Le RMC n'est pas comparable à l'Appalachian Mountain Club, qui lui aussi officie dans la chaîne des Présidents. À Randolph, on utilise rarement les hélicoptères. C'est lors d'une corvée, à dos d'hommes, que la corde de bois du refuge Gray Knob a été hissée.

«Si vous venez l'hiver, vous pouvez apporter une ou deux bûches, lance la gardienne des refuges. C'est très apprécié!» Les gardiens du RMC vivent au sommet à longueur d'année, pour recueillir les frais de refuge (12 $US par soir), entretenir les lieux, et participer aux rares missions de secours.

Elle explique qu'en semaine, les deux refuges sont presque déserts.

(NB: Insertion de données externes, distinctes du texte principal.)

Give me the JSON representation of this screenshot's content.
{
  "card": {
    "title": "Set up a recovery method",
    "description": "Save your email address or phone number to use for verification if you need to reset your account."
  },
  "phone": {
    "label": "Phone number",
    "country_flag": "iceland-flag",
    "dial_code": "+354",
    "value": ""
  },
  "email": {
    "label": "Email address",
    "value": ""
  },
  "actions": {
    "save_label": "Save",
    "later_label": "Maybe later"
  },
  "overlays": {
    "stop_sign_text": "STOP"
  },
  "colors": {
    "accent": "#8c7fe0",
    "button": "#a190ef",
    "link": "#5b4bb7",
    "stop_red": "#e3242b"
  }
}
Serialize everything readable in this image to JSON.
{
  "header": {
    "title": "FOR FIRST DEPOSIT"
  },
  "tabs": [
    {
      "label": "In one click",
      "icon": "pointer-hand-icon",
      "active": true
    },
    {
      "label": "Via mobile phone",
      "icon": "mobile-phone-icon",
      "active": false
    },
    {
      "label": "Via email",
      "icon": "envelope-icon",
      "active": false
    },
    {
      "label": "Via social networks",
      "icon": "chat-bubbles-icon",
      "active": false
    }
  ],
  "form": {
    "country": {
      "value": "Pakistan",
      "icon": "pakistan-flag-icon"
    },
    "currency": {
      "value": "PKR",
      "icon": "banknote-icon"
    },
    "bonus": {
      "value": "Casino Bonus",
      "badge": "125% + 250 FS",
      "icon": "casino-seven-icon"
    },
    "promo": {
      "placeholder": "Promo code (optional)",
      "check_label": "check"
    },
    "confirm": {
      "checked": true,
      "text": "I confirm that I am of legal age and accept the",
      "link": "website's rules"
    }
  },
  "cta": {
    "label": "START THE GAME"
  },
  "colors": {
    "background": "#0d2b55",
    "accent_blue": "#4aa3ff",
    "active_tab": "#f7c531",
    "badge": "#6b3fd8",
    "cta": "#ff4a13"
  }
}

La fin de semaine, jusqu'à une trentaine de marcheurs s'entassent dans chacun d'eux. Le soir où nous dormons à Crag Camp, il n'y a que nous dans le chalet de 800 pieds carrés. Nous pouvons donc manger et parler jusqu'à tard sans craindre de déranger les lève-tôt. Adams 3, Washington 0.

Le lendemain matin, il neige au refuge. Nous redescendons la montagne de 1760 mètres. Washington en fait 100 de plus, accordons-lui un point pour ça... Mais pour le reste, le mont Adams, ses sentiers et ses refuges n'ont rien à envier au doyen des lieux.

Au retour, au poste-frontière de Stanstead, le douanier québécois ne nous demande même pas d'où nous venons. Il regarde notre petite voiture, nos airs hagards, nos polars et nos tuques, puis, fier de sa clairvoyance, lance: «Vous venez du mont Washington, c'est ça!»

Oui, c'est ça...

 

Adams en hiver

Le mont Adams est accessible toute l'année. L'hiver, le sentier Lowe's se parcourt avec de bonnes bottes. Sauf au lendemain d'une grosse bordée, les raquettes ne sont pas conseillées. Des crampons sont parfois utiles au-dessus de la ligne des arbres, et il est donc recommandé d'en traîner dès la minovembre. Les refuges sont ouverts tout l'hiver, mais seul Gray Knob est chauffé... autour de 0º Celsius ! Ne pas s'y aventurer sans un bon sac de couchage.